This project utilizes PySpark, a Python library for Apache Spark, to analyze Spotify song data. The script covers a range of tasks, including data exploration, clustering, dimensionality reduction, and collaborative filtering for song recommendations.
The analysis is conducted on two main datasets:
- Final Spotify Database (Final_database.csv): This dataset contains detailed information about various Spotify songs, including features like danceability, energy, instrumentalness, valence, and more.
- Database for Calculating Popularity (Database_to_calculate_popularity.csv): This dataset includes information about the popularity and listening statistics of songs, such as position, track URI, and country.
Both datasets are utilized to extract insights and patterns related to song popularity, artist trends, and user preferences.
Python
PySpark
Pandas
Seaborn
Scikit-learn
Sql
Hdfs
Clustering
Mapreduce
pip install pyspark pandas seaborn scikit-learn
EDA is the procedure which is used to gather deep and hidden information about the dataset by categorizing the data in various different ways such as finding duplictes, finding and handling null values,and visulaization of data through plots, charts and graphs. Here we are performing SQL queries, Plots and Figures, and using pyspark to filter results from the dataset.

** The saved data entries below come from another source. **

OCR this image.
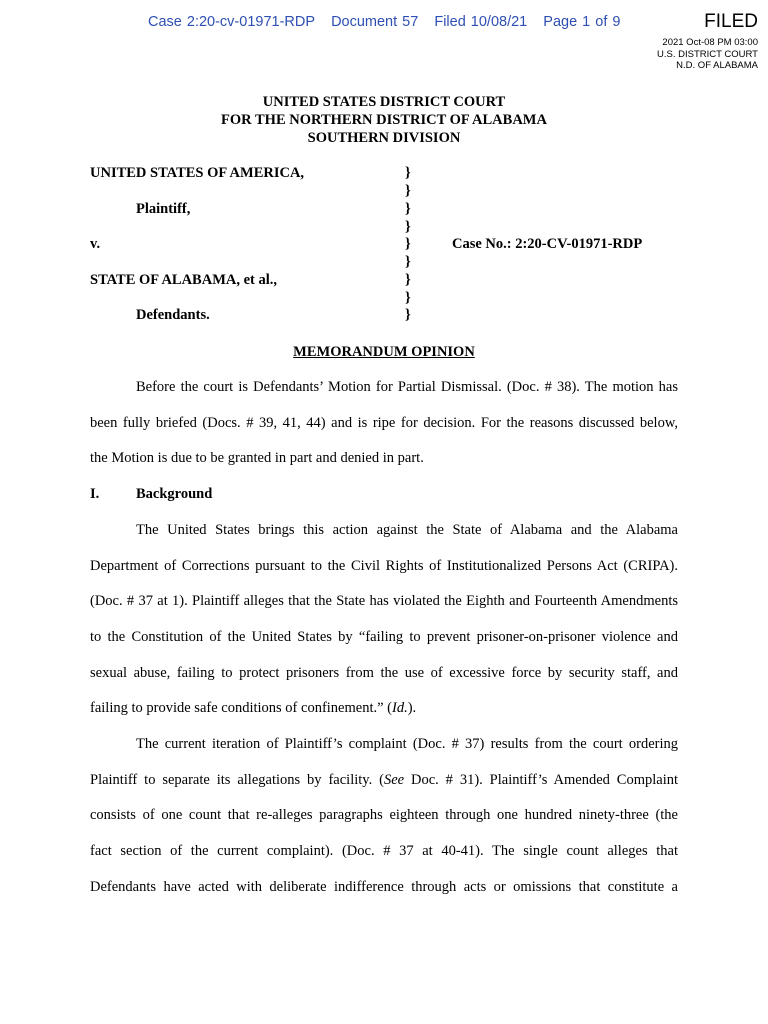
Case 2:20-cv-01971-RDP Document 57 Filed 10/08/21 Page 1 of 9	FILED
2021 Oct-08 PM 03:00
U.S. DISTRICT COURT
N.D. OF ALABAMA
UNITED STATES DISTRICT COURT
FOR THE NORTHERN DISTRICT OF ALABAMA
SOUTHERN DIVISION
UNITED STATES OF AMERICA,
Plaintiff,
v.
STATE OF ALABAMA, et al.,
Defendants.
}
}
}
}
}
}
}
}
}
Case No.: 2:20-CV-01971-RDP
MEMORANDUM OPINION
Before the court is Defendants’ Motion for Partial Dismissal. (Doc. # 38). The motion has
been fully briefed (Docs. # 39, 41, 44) and is ripe for decision. For the reasons discussed below,
the Motion is due to be granted in part and denied in part.
I.	Background
The United States brings this action against the State of Alabama and the Alabama
Department of Corrections pursuant to the Civil Rights of Institutionalized Persons Act (CRIPA).
(Doc. # 37 at 1). Plaintiff alleges that the State has violated the Eighth and Fourteenth Amendments
to the Constitution of the United States by “failing to prevent prisoner-on-prisoner violence and
sexual abuse, failing to protect prisoners from the use of excessive force by security staff, and
failing to provide safe conditions of confinement.” (Id.).
The current iteration of Plaintiff’s complaint (Doc. # 37) results from the court ordering
Plaintiff to separate its allegations by facility. (See Doc. # 31). Plaintiff’s Amended Complaint
consists of one count that re-alleges paragraphs eighteen through one hundred ninety-three (the
fact section of the current complaint). (Doc. # 37 at 40-41). The single count alleges that
Defendants have acted with deliberate indifference through acts or omissions that constitute a
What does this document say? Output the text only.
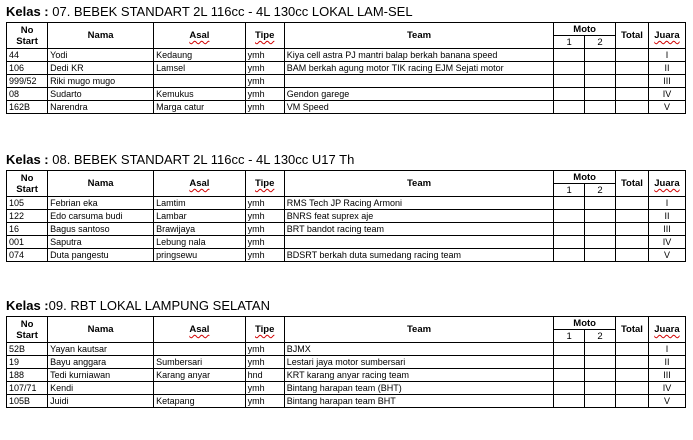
Kelas : 07. BEBEK STANDART 2L 116cc - 4L 130cc LOKAL LAM-SEL
No
Start	Nama	Asal	Tipe	Team	Moto		Total	Juara
					1	2		
44	Yodi	Kedaung	ymh	Kiya cell astra PJ mantri balap berkah banana speed				I
106	Dedi KR	Lamsel	ymh	BAM berkah agung motor TIK racing EJM Sejati motor				II
999/52	Riki mugo mugo		ymh					III
08	Sudarto	Kemukus	ymh	Gendon garege				IV
162B	Narendra	Marga catur	ymh	VM Speed				V
Kelas : 08. BEBEK STANDART 2L 116cc - 4L 130cc U17 Th
No
Start	Nama	Asal	Tipe	Team	Moto		Total	Juara
					1	2		
105	Febrian eka	Lamtim	ymh	RMS Tech JP Racing Armoni				I
122	Edo carsuma budi	Lambar	ymh	BNRS feat suprex aje				II
16	Bagus santoso	Brawijaya	ymh	BRT bandot racing team				III
001	Saputra	Lebung nala	ymh					IV
074	Duta pangestu	pringsewu	ymh	BDSRT berkah duta sumedang racing team				V
Kelas :09. RBT LOKAL LAMPUNG SELATAN
No
Start	Nama	Asal	Tipe	Team	Moto		Total	Juara
					1	2		
52B	Yayan kautsar		ymh	BJMX				I
19	Bayu anggara	Sumbersari	ymh	Lestari jaya motor sumbersari				II
188	Tedi kurniawan	Karang anyar	hnd	KRT karang anyar racing team				III
107/71	Kendi		ymh	Bintang harapan team (BHT)				IV
105B	Juidi	Ketapang	ymh	Bintang harapan team BHT				V
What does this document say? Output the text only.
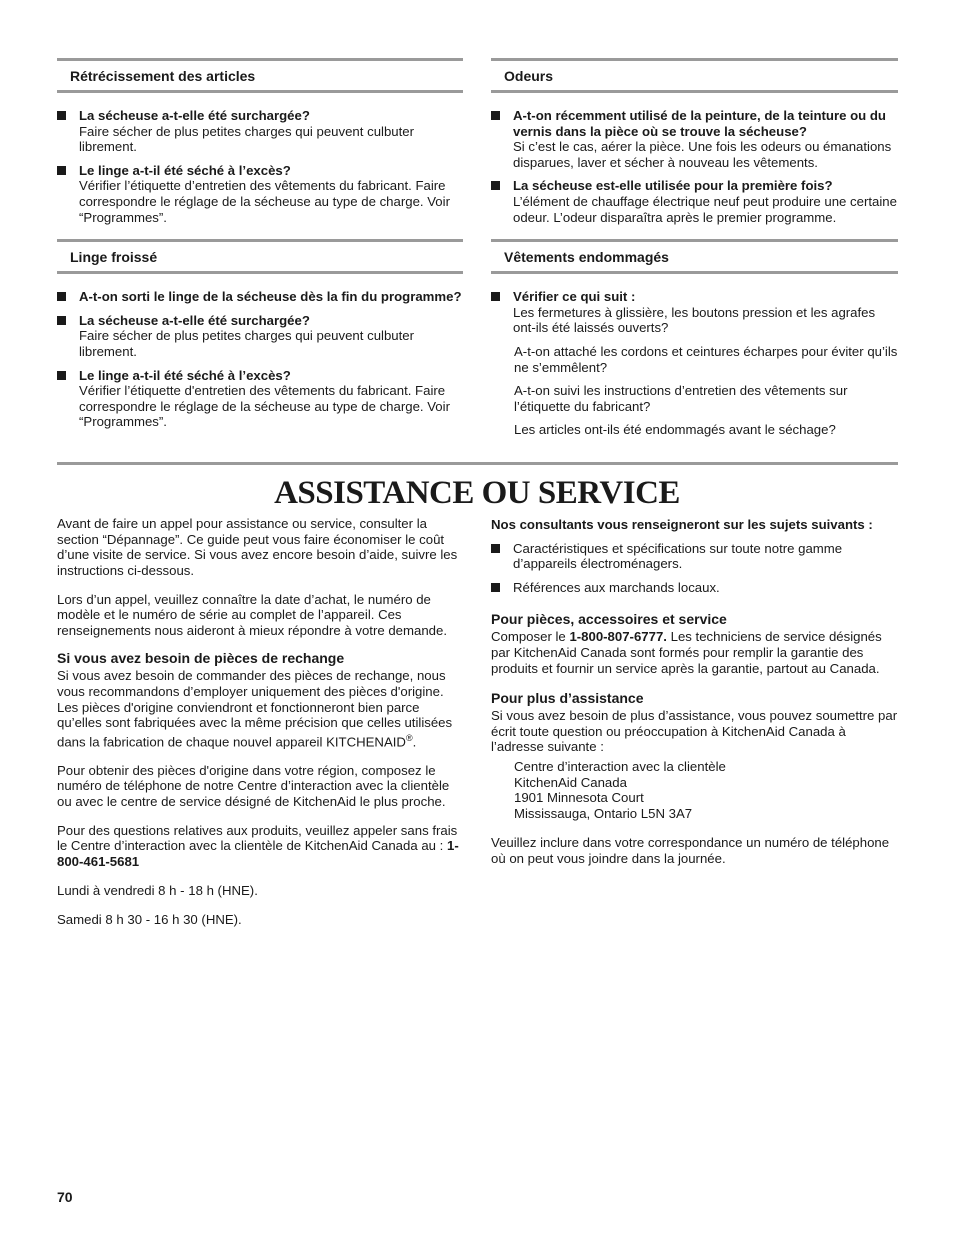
Rétrécissement des articles
La sécheuse a-t-elle été surchargée?
Faire sécher de plus petites charges qui peuvent culbuter librement.
Le linge a-t-il été séché à l’excès?
Vérifier l’étiquette d’entretien des vêtements du fabricant. Faire correspondre le réglage de la sécheuse au type de charge. Voir “Programmes”.
Linge froissé
A-t-on sorti le linge de la sécheuse dès la fin du programme?
La sécheuse a-t-elle été surchargée?
Faire sécher de plus petites charges qui peuvent culbuter librement.
Le linge a-t-il été séché à l’excès?
Vérifier l’étiquette d'entretien des vêtements du fabricant. Faire correspondre le réglage de la sécheuse au type de charge. Voir “Programmes”.
Odeurs
A-t-on récemment utilisé de la peinture, de la teinture ou du vernis dans la pièce où se trouve la sécheuse?
Si c’est le cas, aérer la pièce. Une fois les odeurs ou émanations disparues, laver et sécher à nouveau les vêtements.
La sécheuse est-elle utilisée pour la première fois?
L’élément de chauffage électrique neuf peut produire une certaine odeur. L’odeur disparaîtra après le premier programme.
Vêtements endommagés
Vérifier ce qui suit :
Les fermetures à glissière, les boutons pression et les agrafes ont-ils été laissés ouverts?

A-t-on attaché les cordons et ceintures écharpes pour éviter qu’ils ne s’emmêlent?

A-t-on suivi les instructions d’entretien des vêtements sur l’étiquette du fabricant?

Les articles ont-ils été endommagés avant le séchage?

ASSISTANCE OU SERVICE

Avant de faire un appel pour assistance ou service, consulter la section “Dépannage”. Ce guide peut vous faire économiser le coût d’une visite de service. Si vous avez encore besoin d’aide, suivre les instructions ci-dessous.

Lors d’un appel, veuillez connaître la date d’achat, le numéro de modèle et le numéro de série au complet de l’appareil. Ces renseignements nous aideront à mieux répondre à votre demande.

Si vous avez besoin de pièces de rechange

Si vous avez besoin de commander des pièces de rechange, nous vous recommandons d’employer uniquement des pièces d'origine. Les pièces d'origine conviendront et fonctionneront bien parce qu’elles sont fabriquées avec la même précision que celles utilisées dans la fabrication de chaque nouvel appareil KITCHENAID®.

Pour obtenir des pièces d'origine dans votre région, composez le numéro de téléphone de notre Centre d’interaction avec la clientèle ou avec le centre de service désigné de KitchenAid le plus proche.

Pour des questions relatives aux produits, veuillez appeler sans frais le Centre d’interaction avec la clientèle de KitchenAid Canada au : 1-800-461-5681

Lundi à vendredi 8 h - 18 h (HNE).

Samedi 8 h 30 - 16 h 30 (HNE).

Nos consultants vous renseigneront sur les sujets suivants :

Caractéristiques et spécifications sur toute notre gamme d’appareils électroménagers.
Références aux marchands locaux.
Pour pièces, accessoires et service

Composer le 1-800-807-6777. Les techniciens de service désignés par KitchenAid Canada sont formés pour remplir la garantie des produits et fournir un service après la garantie, partout au Canada.

Pour plus d’assistance

Si vous avez besoin de plus d’assistance, vous pouvez soumettre par écrit toute question ou préoccupation à KitchenAid Canada à l’adresse suivante :

Centre d’interaction avec la clientèle
KitchenAid Canada
1901 Minnesota Court
Mississauga, Ontario L5N 3A7

Veuillez inclure dans votre correspondance un numéro de téléphone où on peut vous joindre dans la journée.

70
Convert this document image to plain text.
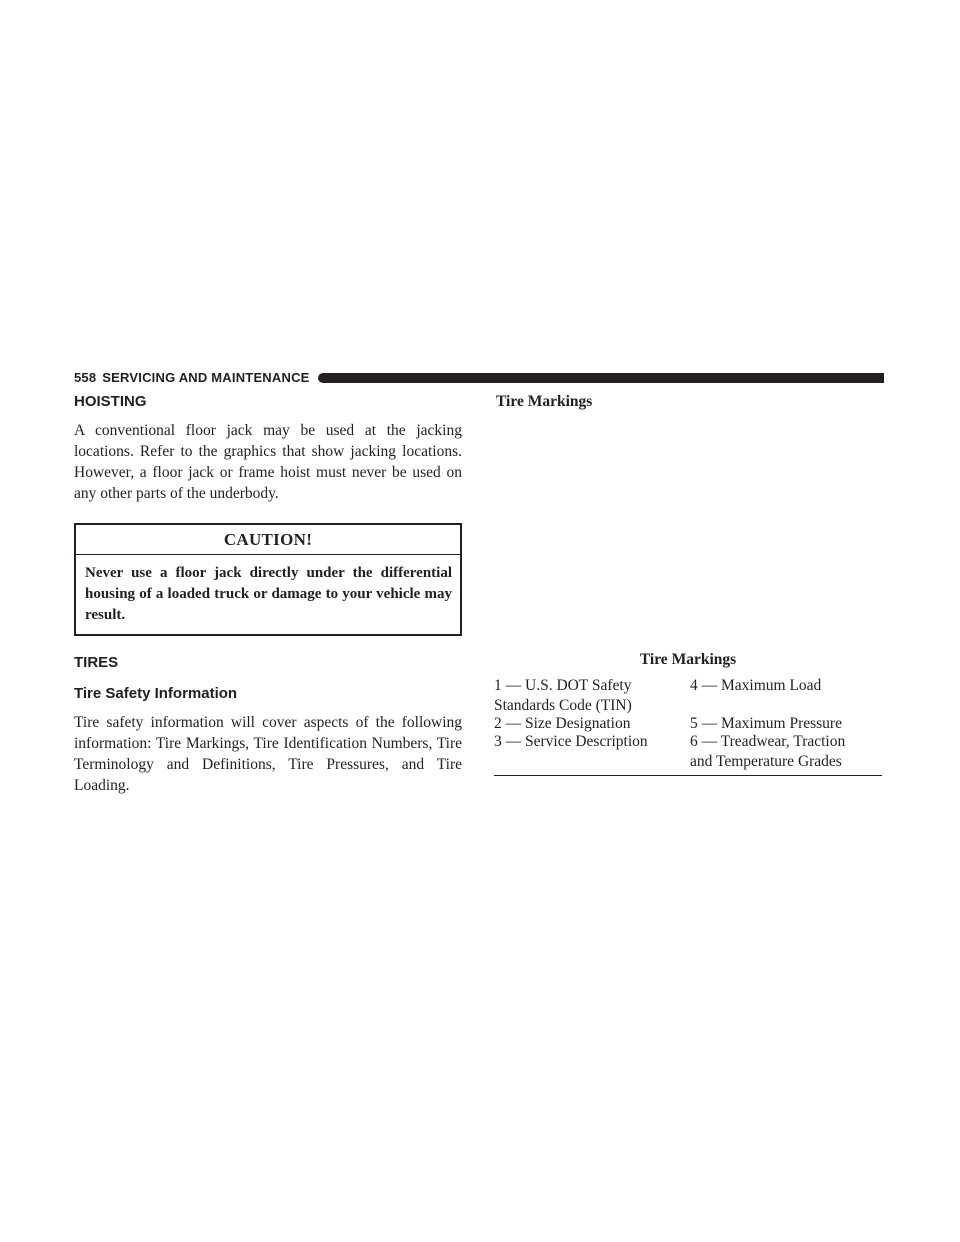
558 SERVICING AND MAINTENANCE
HOISTING

A conventional floor jack may be used at the jacking locations. Refer to the graphics that show jacking locations. However, a floor jack or frame hoist must never be used on any other parts of the underbody.

CAUTION!
Never use a floor jack directly under the differential housing of a loaded truck or damage to your vehicle may result.
TIRES
Tire Safety Information

Tire safety information will cover aspects of the following information: Tire Markings, Tire Identification Numbers, Tire Terminology and Definitions, Tire Pressures, and Tire Loading.

Tire Markings
Tire Markings
1 — U.S. DOT Safety	4 — Maximum Load
Standards Code (TIN)
2 — Size Designation	5 — Maximum Pressure
3 — Service Description	6 — Treadwear, Traction
and Temperature Grades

Clustering is the task of dividing the unlabeled data or data points into different clusters such that similar data points fall in the same cluster than those which differ from the others. In simple words, the aim of the clustering process is to segregate groups with similar traits and assign them into clusters.
-
Data Loading:The script loads Spotify song data from CSV files (Final_database.csv and Database_to_calculate_popularity.csv) using PySpark.
-
Exploratory Data Analysis (EDA): Conducts EDA to understand various aspects of the dataset, such as popular artists, genres, and trends over time.
-
Clustering: Applies clustering techniques, including KMeans, to identify patterns and similarities among songs.
-
Dimensionality Reduction:Uses PCA (Principal Component Analysis) for reducing the dimensionality of the data and visualizing it in two dimensions.
-
Collaborative Filtering:Implements collaborative filtering with the ALS (Alternating Least Squares) algorithm to provide song recommendations based on user listening history.
-
Song Similarity: It allows users to find the most similar songs to a given input song using cosine similarity.